A lei 14.321/2022 entrou em vigor em 01 de abril de 2022, sendo esta a primeira e única até agora a modificar a Lei de Abuso de Autoridade desde quando entrou em vigência no Brasil, acrescentando-se agora o artigo 15-A, a qual prevê o chamado crime de violência institucional, em que comina pena para este.

Sob esse viés, é válido destacar alguns dos aspectos da Lei nº 12.321/22. Dentre eles, os bens jurídicos que serão tutelados por ela, que são: a incolumidade psíquica, o respeito à honra e à integridade moral das vítimas e das testemunhas de crimes violentos.

Nesse sentido, vale salientar a tamanha importância que essa Lei vem a agregar nesse tipo penal, dado que tem como escopo proteger os direitos característicos à vítima de infração penal ou a testemunha de crimes violentos que não serão submetidos a procedimentos desnecessários, repetitivos ou invasivos, que a leve a reviver, sem necessidade a situação de violência ou outras situações de sofrimento ou estigmatização.

É de grande valia analisar que o artigo 15-A da Lei de Abuso de Autoridade não pune particulares que revitimizem vítimas ou testemunhas. Isso pois, em se tratando de um crime de abuso de autoridade, o sujeito ativo, na forma do artigo 2º da LAA, será qualquer agente público, servidor ou não, da administração direta, indireta ou fundacional de qualquer dos poderes da União, dos estados, do Distrito Federal, dos municípios e de território.

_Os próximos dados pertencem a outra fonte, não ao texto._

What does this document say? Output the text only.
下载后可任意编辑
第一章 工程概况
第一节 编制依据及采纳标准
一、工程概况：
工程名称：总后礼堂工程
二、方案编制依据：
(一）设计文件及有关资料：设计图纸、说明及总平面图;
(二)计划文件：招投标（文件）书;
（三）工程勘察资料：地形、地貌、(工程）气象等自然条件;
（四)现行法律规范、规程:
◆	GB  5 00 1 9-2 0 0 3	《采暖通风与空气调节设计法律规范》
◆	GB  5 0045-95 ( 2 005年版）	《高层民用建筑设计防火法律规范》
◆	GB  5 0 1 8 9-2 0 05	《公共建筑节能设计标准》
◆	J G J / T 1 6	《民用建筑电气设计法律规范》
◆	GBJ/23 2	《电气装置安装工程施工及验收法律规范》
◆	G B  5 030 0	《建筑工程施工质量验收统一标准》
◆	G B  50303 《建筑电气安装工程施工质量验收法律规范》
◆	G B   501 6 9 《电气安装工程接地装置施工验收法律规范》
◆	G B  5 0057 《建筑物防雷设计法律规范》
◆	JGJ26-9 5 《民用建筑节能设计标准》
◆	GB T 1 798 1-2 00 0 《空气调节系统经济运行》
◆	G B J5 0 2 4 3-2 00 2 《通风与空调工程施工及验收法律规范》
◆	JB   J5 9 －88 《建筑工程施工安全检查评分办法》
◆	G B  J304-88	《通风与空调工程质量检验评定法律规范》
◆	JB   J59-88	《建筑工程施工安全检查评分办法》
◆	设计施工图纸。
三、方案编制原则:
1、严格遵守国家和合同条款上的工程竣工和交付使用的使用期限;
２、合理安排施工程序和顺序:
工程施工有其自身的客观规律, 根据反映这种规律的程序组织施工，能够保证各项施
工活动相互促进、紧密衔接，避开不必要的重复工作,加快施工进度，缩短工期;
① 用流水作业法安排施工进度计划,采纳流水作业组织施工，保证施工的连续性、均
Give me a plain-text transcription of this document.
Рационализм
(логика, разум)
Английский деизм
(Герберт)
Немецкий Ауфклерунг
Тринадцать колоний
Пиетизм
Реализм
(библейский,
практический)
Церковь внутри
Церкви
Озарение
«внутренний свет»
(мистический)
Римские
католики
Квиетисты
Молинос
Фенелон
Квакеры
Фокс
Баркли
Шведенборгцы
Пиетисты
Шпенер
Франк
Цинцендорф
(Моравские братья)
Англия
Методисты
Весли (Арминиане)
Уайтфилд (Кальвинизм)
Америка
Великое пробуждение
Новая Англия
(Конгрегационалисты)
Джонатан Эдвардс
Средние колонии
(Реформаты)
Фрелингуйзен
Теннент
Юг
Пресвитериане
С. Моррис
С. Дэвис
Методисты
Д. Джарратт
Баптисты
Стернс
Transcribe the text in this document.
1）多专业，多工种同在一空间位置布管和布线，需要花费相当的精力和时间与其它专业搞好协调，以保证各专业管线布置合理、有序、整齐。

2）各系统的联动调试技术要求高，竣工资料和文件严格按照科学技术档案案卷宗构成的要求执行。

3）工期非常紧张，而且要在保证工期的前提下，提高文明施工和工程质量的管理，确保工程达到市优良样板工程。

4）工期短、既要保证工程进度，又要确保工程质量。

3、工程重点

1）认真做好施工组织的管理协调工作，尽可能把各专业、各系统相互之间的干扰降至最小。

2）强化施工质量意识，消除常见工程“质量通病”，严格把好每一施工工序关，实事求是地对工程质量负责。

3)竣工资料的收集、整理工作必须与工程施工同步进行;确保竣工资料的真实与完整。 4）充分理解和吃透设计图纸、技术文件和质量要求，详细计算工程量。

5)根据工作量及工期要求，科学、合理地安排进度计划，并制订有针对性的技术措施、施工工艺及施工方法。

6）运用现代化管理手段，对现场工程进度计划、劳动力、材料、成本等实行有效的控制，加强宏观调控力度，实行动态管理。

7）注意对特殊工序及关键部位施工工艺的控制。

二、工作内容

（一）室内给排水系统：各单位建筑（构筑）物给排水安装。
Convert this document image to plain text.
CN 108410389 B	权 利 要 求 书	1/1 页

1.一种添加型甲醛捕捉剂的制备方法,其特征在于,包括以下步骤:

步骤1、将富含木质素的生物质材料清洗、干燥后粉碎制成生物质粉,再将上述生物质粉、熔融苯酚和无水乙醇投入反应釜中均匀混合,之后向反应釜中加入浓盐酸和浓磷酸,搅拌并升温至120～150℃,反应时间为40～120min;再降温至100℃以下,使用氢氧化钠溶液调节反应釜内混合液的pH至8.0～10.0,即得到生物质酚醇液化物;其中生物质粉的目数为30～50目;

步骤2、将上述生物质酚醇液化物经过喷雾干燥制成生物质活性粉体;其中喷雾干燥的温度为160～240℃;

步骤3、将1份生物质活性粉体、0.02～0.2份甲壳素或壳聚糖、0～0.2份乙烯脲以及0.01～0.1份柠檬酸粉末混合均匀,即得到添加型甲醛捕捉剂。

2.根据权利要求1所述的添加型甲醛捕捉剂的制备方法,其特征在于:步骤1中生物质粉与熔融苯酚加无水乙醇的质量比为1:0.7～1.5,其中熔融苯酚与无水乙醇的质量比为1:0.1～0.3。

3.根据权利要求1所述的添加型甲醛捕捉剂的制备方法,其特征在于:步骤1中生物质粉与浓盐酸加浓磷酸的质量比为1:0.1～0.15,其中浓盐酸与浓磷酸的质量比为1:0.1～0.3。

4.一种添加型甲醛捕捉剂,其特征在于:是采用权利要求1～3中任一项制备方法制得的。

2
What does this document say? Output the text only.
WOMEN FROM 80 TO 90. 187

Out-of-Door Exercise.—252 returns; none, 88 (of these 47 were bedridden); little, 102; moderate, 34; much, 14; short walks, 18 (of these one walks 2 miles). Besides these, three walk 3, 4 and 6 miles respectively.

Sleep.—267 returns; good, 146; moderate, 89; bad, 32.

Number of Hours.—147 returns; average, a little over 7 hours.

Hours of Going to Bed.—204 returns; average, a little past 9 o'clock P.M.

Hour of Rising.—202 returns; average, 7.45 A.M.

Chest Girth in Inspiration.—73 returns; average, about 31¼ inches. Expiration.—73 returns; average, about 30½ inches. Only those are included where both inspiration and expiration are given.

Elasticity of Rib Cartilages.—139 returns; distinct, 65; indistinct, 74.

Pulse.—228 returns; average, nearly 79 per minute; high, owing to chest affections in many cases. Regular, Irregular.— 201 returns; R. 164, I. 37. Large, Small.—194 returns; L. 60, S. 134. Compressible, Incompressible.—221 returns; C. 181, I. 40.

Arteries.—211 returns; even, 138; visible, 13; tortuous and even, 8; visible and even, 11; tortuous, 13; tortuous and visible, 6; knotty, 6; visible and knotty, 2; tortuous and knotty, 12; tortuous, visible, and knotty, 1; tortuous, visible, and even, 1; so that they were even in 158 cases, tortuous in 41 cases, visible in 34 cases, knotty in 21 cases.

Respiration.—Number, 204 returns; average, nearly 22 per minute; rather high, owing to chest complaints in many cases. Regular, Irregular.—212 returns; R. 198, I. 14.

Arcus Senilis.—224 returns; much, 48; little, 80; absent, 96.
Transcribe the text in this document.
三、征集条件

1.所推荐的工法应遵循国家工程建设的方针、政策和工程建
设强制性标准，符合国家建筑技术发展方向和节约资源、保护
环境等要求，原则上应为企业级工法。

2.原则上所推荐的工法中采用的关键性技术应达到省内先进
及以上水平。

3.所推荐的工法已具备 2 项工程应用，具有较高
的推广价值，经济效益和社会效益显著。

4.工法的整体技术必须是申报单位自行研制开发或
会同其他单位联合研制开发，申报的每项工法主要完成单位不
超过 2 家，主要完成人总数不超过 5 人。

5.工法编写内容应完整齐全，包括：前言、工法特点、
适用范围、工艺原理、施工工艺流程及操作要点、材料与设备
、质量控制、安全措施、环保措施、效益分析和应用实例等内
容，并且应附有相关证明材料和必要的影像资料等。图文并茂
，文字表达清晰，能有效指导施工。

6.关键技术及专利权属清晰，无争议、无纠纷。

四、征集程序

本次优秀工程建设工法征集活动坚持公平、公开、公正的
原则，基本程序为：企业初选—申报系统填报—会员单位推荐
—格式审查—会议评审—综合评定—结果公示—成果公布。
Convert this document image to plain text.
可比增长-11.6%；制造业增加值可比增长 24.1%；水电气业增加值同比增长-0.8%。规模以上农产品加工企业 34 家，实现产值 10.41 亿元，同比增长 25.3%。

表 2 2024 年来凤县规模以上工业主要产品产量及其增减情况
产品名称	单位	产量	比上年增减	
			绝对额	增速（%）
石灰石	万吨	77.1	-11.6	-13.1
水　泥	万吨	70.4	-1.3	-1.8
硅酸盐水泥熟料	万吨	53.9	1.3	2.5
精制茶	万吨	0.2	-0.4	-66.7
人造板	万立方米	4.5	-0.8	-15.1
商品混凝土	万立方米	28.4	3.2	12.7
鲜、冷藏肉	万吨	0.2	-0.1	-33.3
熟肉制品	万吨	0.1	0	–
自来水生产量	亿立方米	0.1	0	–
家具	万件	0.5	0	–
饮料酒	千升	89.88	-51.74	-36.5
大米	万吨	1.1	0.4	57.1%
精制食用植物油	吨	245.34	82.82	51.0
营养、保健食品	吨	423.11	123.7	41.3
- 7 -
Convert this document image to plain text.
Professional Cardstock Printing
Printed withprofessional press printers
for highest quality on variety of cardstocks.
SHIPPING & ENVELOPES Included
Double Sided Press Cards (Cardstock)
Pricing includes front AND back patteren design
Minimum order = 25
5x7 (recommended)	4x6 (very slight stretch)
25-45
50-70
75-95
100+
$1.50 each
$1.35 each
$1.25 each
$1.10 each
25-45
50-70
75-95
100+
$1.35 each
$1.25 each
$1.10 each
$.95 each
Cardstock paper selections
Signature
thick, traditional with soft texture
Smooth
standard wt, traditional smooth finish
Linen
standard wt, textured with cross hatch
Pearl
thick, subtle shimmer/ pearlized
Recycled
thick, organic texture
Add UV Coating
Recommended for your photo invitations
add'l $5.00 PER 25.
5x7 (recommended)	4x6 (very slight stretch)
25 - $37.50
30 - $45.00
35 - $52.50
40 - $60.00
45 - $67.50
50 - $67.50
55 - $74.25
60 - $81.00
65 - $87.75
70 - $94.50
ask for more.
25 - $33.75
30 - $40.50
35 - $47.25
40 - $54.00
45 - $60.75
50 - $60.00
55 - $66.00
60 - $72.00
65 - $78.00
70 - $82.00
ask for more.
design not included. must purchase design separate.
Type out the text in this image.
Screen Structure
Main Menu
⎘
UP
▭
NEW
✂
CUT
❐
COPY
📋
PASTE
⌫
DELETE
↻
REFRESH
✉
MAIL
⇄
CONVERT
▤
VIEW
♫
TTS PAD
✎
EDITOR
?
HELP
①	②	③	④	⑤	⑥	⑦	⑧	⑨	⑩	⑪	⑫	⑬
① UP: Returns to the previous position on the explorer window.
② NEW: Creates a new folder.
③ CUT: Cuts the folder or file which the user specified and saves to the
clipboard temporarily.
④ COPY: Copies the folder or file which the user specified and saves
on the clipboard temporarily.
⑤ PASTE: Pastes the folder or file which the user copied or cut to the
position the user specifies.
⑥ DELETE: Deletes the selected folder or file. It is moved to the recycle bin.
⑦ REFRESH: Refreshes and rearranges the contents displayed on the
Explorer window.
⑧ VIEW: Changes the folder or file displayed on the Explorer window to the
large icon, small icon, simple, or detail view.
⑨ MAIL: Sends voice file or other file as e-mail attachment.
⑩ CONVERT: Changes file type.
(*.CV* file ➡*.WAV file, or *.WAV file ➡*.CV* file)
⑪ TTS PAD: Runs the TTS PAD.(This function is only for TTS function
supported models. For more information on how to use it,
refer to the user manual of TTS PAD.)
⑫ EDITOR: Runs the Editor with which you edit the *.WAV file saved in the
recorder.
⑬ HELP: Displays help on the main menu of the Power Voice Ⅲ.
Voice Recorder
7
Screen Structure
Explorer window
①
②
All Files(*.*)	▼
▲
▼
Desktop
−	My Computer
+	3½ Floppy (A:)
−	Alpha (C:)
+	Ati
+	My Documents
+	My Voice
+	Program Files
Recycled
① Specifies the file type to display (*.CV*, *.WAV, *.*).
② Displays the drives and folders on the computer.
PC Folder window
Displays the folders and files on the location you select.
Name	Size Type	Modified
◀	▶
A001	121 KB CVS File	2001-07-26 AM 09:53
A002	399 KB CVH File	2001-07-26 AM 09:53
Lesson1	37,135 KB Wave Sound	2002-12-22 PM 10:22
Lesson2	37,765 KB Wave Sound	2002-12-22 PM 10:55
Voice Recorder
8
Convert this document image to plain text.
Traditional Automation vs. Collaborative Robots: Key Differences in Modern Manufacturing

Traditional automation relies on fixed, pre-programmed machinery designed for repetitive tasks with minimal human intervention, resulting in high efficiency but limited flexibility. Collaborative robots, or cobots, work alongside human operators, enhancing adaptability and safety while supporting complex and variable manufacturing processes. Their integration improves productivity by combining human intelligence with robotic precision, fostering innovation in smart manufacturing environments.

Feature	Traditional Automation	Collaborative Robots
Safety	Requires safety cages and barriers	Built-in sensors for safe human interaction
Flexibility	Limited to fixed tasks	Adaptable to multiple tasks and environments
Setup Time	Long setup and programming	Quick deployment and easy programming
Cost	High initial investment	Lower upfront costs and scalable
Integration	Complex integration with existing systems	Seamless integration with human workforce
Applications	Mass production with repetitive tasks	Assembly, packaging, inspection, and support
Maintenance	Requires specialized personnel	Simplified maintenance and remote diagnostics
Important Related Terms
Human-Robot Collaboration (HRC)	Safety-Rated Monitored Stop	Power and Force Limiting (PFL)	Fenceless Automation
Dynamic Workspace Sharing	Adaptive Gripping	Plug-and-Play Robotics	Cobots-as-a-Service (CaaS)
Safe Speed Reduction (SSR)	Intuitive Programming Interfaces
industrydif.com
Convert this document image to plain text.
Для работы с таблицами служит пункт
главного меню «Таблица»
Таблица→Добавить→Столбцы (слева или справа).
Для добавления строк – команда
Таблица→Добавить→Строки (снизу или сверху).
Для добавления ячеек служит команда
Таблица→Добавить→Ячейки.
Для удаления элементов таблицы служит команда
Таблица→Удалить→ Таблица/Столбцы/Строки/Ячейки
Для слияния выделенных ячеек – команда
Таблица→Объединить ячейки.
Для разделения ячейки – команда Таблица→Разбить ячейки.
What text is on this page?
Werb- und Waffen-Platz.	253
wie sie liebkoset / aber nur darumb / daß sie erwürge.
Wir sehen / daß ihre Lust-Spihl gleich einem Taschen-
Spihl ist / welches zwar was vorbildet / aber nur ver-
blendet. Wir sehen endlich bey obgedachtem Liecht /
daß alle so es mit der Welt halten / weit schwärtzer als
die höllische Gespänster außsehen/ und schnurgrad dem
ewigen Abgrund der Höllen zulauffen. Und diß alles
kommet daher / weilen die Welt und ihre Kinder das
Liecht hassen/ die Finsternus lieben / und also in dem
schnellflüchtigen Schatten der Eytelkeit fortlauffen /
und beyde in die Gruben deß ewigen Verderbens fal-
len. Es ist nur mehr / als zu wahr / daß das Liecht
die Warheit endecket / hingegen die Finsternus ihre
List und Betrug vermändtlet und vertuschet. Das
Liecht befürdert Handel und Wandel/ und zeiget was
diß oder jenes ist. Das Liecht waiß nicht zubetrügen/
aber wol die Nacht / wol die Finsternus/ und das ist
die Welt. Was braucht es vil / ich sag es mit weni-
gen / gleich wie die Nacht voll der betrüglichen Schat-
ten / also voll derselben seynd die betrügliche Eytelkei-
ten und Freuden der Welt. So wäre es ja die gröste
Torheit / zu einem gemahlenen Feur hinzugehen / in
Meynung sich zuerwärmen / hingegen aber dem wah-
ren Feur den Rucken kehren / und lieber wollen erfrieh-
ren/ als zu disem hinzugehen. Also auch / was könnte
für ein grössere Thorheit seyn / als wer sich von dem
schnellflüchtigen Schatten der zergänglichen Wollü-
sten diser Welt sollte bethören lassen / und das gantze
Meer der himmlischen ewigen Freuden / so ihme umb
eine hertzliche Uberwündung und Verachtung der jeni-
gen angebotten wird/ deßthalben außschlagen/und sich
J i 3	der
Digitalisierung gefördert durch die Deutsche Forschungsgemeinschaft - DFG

Desse modo, o envolvimento de terceiro (não servidor público ou autoridade) no crime do artigo 15-A é admitido pelo seu §1º, mas só em situações nas quais o responsável pelo ato de instrução policial ou judicial se omitir diante da revitimização e deixar de reprimir tal conduta.

Assim sendo, em regra, o crime em questão será praticado por juízes, membros do Ministério Público em geral, policiais civis e militares, peritos e, talvez, por defensores públicos, mas não por advogados. Melhor teria feito o legislador, se a conduta tivesse sido inserida no Código Penal entre os crimes contra a administração da Justiça.

Ademais, vale destacar aqui que a introdução dessa nova lei vem a contribuir de forma mais clara sobre o Direito Penal de 3ª via, aquela tendência moderna que lança um olhar singularizado para as vítimas das infrações penais, quebrando aquele velho olhar protetivo tão somente para os delinquentes da relação processual.

Pereira (2022) afirma que o Direito Penal não é instrumento posto tão somente para atender os interesses e caprichos do criminoso, chamando a atenção para o fato de já existirem vários setores da sociedade defendendo os interesses de delinquentes, lembrando que isso não ocorre com a mesma intensidade quando o interesse for da vítima:

Modernamente, se conhece o Direito Penal de 3ª Via, este fundado num olhar diferenciado para o reconhecimento do direito da vítima na relação processual, em especial, para lhe proporcionar a reparação dos danos causados pelo crime em sede de justiça criminal. É claro que o Direito penal não pode ser um instrumento posto à disposição tão somente para atender os interesses do réu, do criminoso, lembrando que ao criminoso já existem vários seguimentos sociais pleiteando a sua defesa, lamentavelmente, não existente na mesma intensidade quando se fala em proteger os interesses das vítimas, a nosso sentir sempre o mais relevante na relação processual. (Pereira, 2022, p.01)

Em suma, a Lei 14.321/2022 é mais um passo para a consolidação da proteção para a vítima no ordenamento jurídico brasileiro, e, principalmente, para garantir a efetivação da promoção da dignidade para as mulheres vítimas de violência dentro do processo judicial. Em que é elementar destacar a relevância da preservação das vítimas na seara processual, especialmente dentro do processo penal, visto que este possui grande interesse estatal e tutela bens essenciais.


CONSIDERAÇÕES FINAIS

Em conformidade com o que foi explanado na presente pesquisa, ficou clara a grande abrangência que o princípio da dignidade da pessoa humana possui, em que este é considerado como um dos principais avanços que a Constituição Cidadã trouxe. E, é a partir deste que se confere a centralidade da legislação na pessoa humana, fator que confere eficácia e legalidade para esta, em busca de assegurar direitos para todos.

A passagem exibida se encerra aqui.